At least 4 weeks since prior surgery

Other:

All prior therapy no more than 18 months duration

Patient Characteristics:

Age:

Under 65

Performance status:

NCI CTC 0-1

Life expectancy:

Not specified

Hematopoietic:

Absolute neutrophil count greater than 500/mm³
Platelet count greater than 50,000/mm³

Hepatic:

Bilirubin less than 2 mg/dL
AST less than 3 times upper limit of normal (ULN)
Alkaline phosphatase less than 3 times ULN

Renal:

Creatinine less than 2 mg/dL
Creatinine clearance greater than 40 mL/min

Cardiovascular:

LVEF at least 30% by MUGA scan

Pulmonary:

DLCO greater than 40% of predicted
No symptomatic pulmonary disease

Other:

HIV negative
No uncontrolled diabetes mellitus
No active serious infection
Not pregnant or nursing
Negative pregnancy test
Fertile patients must use effective contraception

Expected Enrollment

A maximum of 63 patients will be accrued for this study.

Outcomes

Primary Outcome(s)

Treatment-related mortality at 6 months

Outline

This is a multicenter study.

Patients receive cyclophosphamide IV over 1-2 hours on day 1 and filgrastim (G-CSF) subcutaneously (SC) beginning on day 5 and continuing until peripheral blood stem cell (PBSC) collection is complete.

Approximately 2-4 weeks after PBSC collection, patients receive melphalan IV over 15-30 minutes on day -2. Patients then undergo autologous PBSC transplantation (PBSCT) on day 0. Patients receive G-CSF SC beginning on day 5 and continuing until blood counts recover.

Approximately 2-4 months after autologous PBSCT, patients receive fludarabine IV over 30 minutes on days -7 to -3 and cyclophosphamide IV over 1 hour on days -4 to -3. Patients undergo allogeneic PBSCT on day 0. Patients receive G-CSF SC beginning on day 7 and continuing until blood counts recover.

Patients receive graft-vs-host disease (GVHD) prophylaxis comprising oral tacrolimus twice daily on days -1 to 90 followed by a taper on days 91-150 and methotrexate IV on days 1, 3, and 6.

After day 120, patients with stable or progressive disease and no evidence of active GVHD may receive donor lymphocyte infusion (DLI) over 2 hours. Patients may receive up to 3 DLIs every 8 weeks.

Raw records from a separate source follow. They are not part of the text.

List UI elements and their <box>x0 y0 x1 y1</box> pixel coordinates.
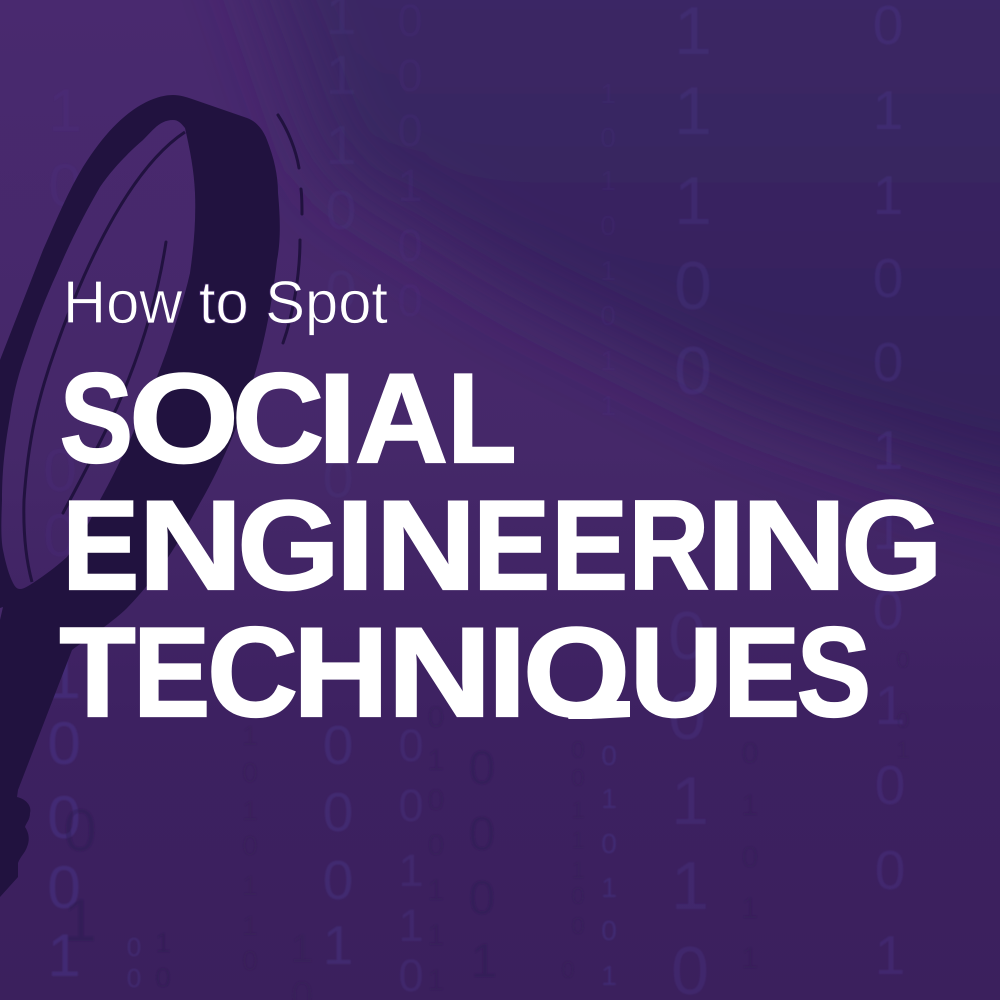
binary digits: left column: 10001 <box>47 644 81 989</box>
title line: SOCIAL: A <box>355 347 448 489</box>
binary digits: column at 410: 000100 <box>397 0 423 326</box>
binary digits: dark column at 905: 001 <box>896 647 910 764</box>
title line: ENGINEERING: G <box>237 474 340 616</box>
title <box>60 372 936 719</box>
lens second thin line <box>63 242 166 513</box>
binary digits: lower column at 338: 0001 <box>323 714 353 976</box>
title line: ENGINEERING: I <box>336 474 374 616</box>
binary digits: dark column at 250: 1010110 <box>242 720 258 976</box>
title line: ENGINEERING: N <box>138 474 243 616</box>
motion dash bottom <box>283 240 300 343</box>
binary digits: dark column at 482: 0001 <box>469 742 497 988</box>
title line: ENGINEERING: E <box>62 474 139 616</box>
binary digits: blue columns: 1110000110 <box>668 0 712 1000</box>
title line: TECHNIQUES: C <box>207 601 298 743</box>
title line: SOCIAL: O <box>129 347 239 489</box>
binary digits: dark column at 750: 01011 <box>742 737 758 975</box>
magnifier body and handle <box>0 95 280 897</box>
lens thin highlight line <box>24 132 185 582</box>
handle edge highlight <box>0 607 3 620</box>
binary digits: small lower centre column: 010101 <box>601 740 617 991</box>
title line: TECHNIQUES: T <box>60 601 136 743</box>
motion dash middle <box>301 189 302 214</box>
title line: TECHNIQUES: S <box>797 601 871 743</box>
title line: TECHNIQUES: N <box>387 601 492 743</box>
title line: ENGINEERING: E <box>551 474 628 616</box>
binary digits: small bottom-left column: 00 <box>127 932 141 993</box>
title line: SOCIAL: I <box>318 347 356 489</box>
title line: ENGINEERING: G <box>842 474 943 616</box>
binary digits: far right column: 011001101001 <box>873 0 905 986</box>
motion dash top <box>278 115 299 168</box>
binary digits: dark columns: 01 <box>63 797 97 954</box>
title line: TECHNIQUES: H <box>293 601 389 743</box>
Q tail <box>572 701 630 719</box>
title line: SOCIAL: S <box>60 347 133 489</box>
title line: TECHNIQUES: Q <box>523 601 630 743</box>
binary digits: dark column at 578: 00111000 <box>561 737 585 984</box>
title line: SOCIAL: L <box>448 347 516 489</box>
title line: TECHNIQUES: I <box>488 601 526 743</box>
binary digits: upper left column: 1000 <box>43 77 82 569</box>
title line: ENGINEERING: I <box>707 474 745 616</box>
title line: ENGINEERING: N <box>741 474 847 616</box>
title line: ENGINEERING: N <box>376 474 476 616</box>
title line: ENGINEERING: R <box>628 474 709 616</box>
title line: TECHNIQUES: E <box>723 601 800 743</box>
title line: TECHNIQUES: U <box>630 601 723 743</box>
binary digits: dark column at 436: 0100111 <box>428 701 444 997</box>
binary digits: dark column at 163: 10 <box>155 927 171 993</box>
title line: ENGINEERING: E <box>473 474 550 616</box>
title line: TECHNIQUES: E <box>133 601 210 743</box>
text block: subtitle: How to Spot <box>63 269 388 336</box>
icon: magnifying glass <box>0 95 302 897</box>
binary digits: small centre column: 10101011 <box>600 78 616 421</box>
binary digits: lower column at 411: 00110 <box>398 720 424 1000</box>
title line: SOCIAL: C <box>232 347 324 489</box>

Patients are followed every 3 months for 3 years, every 6 months for 5 years, and then annually for 15 years.

Trial Contact Information

Trial Lead Organizations

Cancer and Leukemia Group B

Kenneth Anderson, MD, Protocol chair
Ph: 617-632-2144; 866-790-4500
Email: kenneth_anderson@dfci.harvard.edu

Related Information

PDQ® clinical trial CALGB-8461

Registry Information

Official Title		Autologous Followed By Non-Myeloablative Allogeneic Transplant For Multiple Myeloma

Trial Start Date		2001-11-15

Registered in ClinicalTrials.gov		NCT00028600

Date Submitted to PDQ		2001-10-22

Information Last Verified		2008-03-18

NCI Grant/Contract Number		CA31946

Note: The purpose of most clinical trials listed in this database is to test new cancer treatments, or new methods of diagnosing, screening, or preventing cancer. Because all potentially harmful side effects are not known before a trial is conducted, dose and schedule modifications may be required for participants if they develop side effects from the treatment or test. The therapy or test described in this clinical trial is intended for use by clinical oncologists in carefully structured settings, and may not prove to be more effective than standard treatment. A responsible investigator associated with this clinical trial should be consulted before using this protocol.